Cass. pen. Sez. V, Sent., (ud. 24-01-2011) 11-04-2011, n. 14444

Sentenza scelta dal dott. Domenico Cirasole direttore del sito giuridico http://www.gadit.it/

Svolgimento del processo

Con la sentenza indicata in epigrafe la Corte di Appello di Campobasso confermava la sentenza del 23 marzo 2006, con la quale il Tribunale di Larino aveva dichiarato S.D. e G. C. colpevoli del delitto di violazione di domicilio, ai sensi degli artt. 110 e 614 c.p. perchè, in concorso tra loro, rappresentando falsamente a B.C. di essere due incaricate della Protezione Civile, si introducevano con l’inganno all’interno dell’abitazione della stessa aggirandosi in tutti i locali e, per l’effetto, le aveva condannate alla pena ritenuta di giustizia, oltre consequenziali statuizioni.

Avverso la sentenza anzidetta il difensore delle imputate ha proposto ricorso per cassazione, affidato alle ragioni di censura indicate in parte motiva.
Motivi della decisione

1. – Con il primo motivo d’impugnazione le ricorrenti lamentano l’inidoneità della motivazione della sentenza impugnata a giustificare il ribadito giudizio di colpevolezza, in quanto meramente ripetitiva di quella di primo grado; nonchè insufficienza degli elementi di prova a dimostrare l’identificazione delle stesse imputate, come le persone che si erano introdotte, con artifici, nell’abitazione dell’anziana signora.

Ritengono, all’uopo, inaffidabile la ricognizione fotografica, effettuata, peraltro, in base a foto datate.

Il secondo motivo lamenta violazione dell’art. 133 c.p., con riferimento al regime sanzionatorio.

2. – Le censure proposte dalle ricorrenti sono inammissibili per evidente genericità di formulazione e, ad ogni modo, risultano manifestamente infondate. L’ineccepibile, infatti, è il costrutto motivazionale in forza del quale il giudice di appello ha ribadito il giudizio di colpevolezza a loro carico, valorizzando correttamente significative risultanze di causa. Tali erano, soprattutto, le dichiarazioni della persona offesa e di altra persona, Ca.

N., che aveva subito identica intrusione nel proprio domicilio;

e, soprattutto, l’individuazione fotografica delle due donne, confermata in sede dibattimentale sia dai verbalizzanti che avevano proceduto all’incombente sia dalle stesse persone offese, la B. ed il Ca., che avevano compiuto l’informale riconoscimento;

da ultimo, la significativa coincidenza del fatto che una delle due donne, odierne ricorrenti è risultata proprietaria dell’autovettura a bordo delle quali le stesse erano state viste allontanarsi.

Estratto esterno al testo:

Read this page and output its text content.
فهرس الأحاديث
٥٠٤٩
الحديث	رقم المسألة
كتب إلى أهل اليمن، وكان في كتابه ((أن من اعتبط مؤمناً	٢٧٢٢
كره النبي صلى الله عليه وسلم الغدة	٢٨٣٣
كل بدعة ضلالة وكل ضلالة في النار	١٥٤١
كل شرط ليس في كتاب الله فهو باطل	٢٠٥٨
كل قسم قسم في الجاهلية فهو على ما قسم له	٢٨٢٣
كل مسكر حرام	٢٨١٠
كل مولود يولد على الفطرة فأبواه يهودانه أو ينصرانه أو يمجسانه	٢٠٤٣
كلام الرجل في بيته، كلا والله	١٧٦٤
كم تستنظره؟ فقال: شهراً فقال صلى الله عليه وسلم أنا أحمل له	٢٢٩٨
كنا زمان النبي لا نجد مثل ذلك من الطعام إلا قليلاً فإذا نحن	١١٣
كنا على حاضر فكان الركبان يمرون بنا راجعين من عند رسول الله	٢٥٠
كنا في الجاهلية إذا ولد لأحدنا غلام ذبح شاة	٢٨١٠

La censura relativa al regime sanzionatorio attiene, poi, a questione prettamente di mento, che non è sindacabile in questa sede a fronte di motivazione adeguata e formalmente corretta, che ha, argomentatamente, riconosciuto la congruità della pena inflitta in primo grado, peraltro già mitigata per effetto del riconoscimento delle attenuanti generiche.

3. – Per quanto precede entrambi i ricorsi devono essere dichiarati inammissibili ed alla relativa declaratoria conseguono le statuizioni dettate in dispositivo.
P.Q.M.

Dichiara inammissibili i ricorsi e condanna ciascuna ricorrente al pagamento delle spese processuali ed al versamento della somma di Euro 1.000,00 in favore della Cassa delle Ammende.

Testo non ufficiale. La sola stampa del bollettino ufficiale ha carattere legale.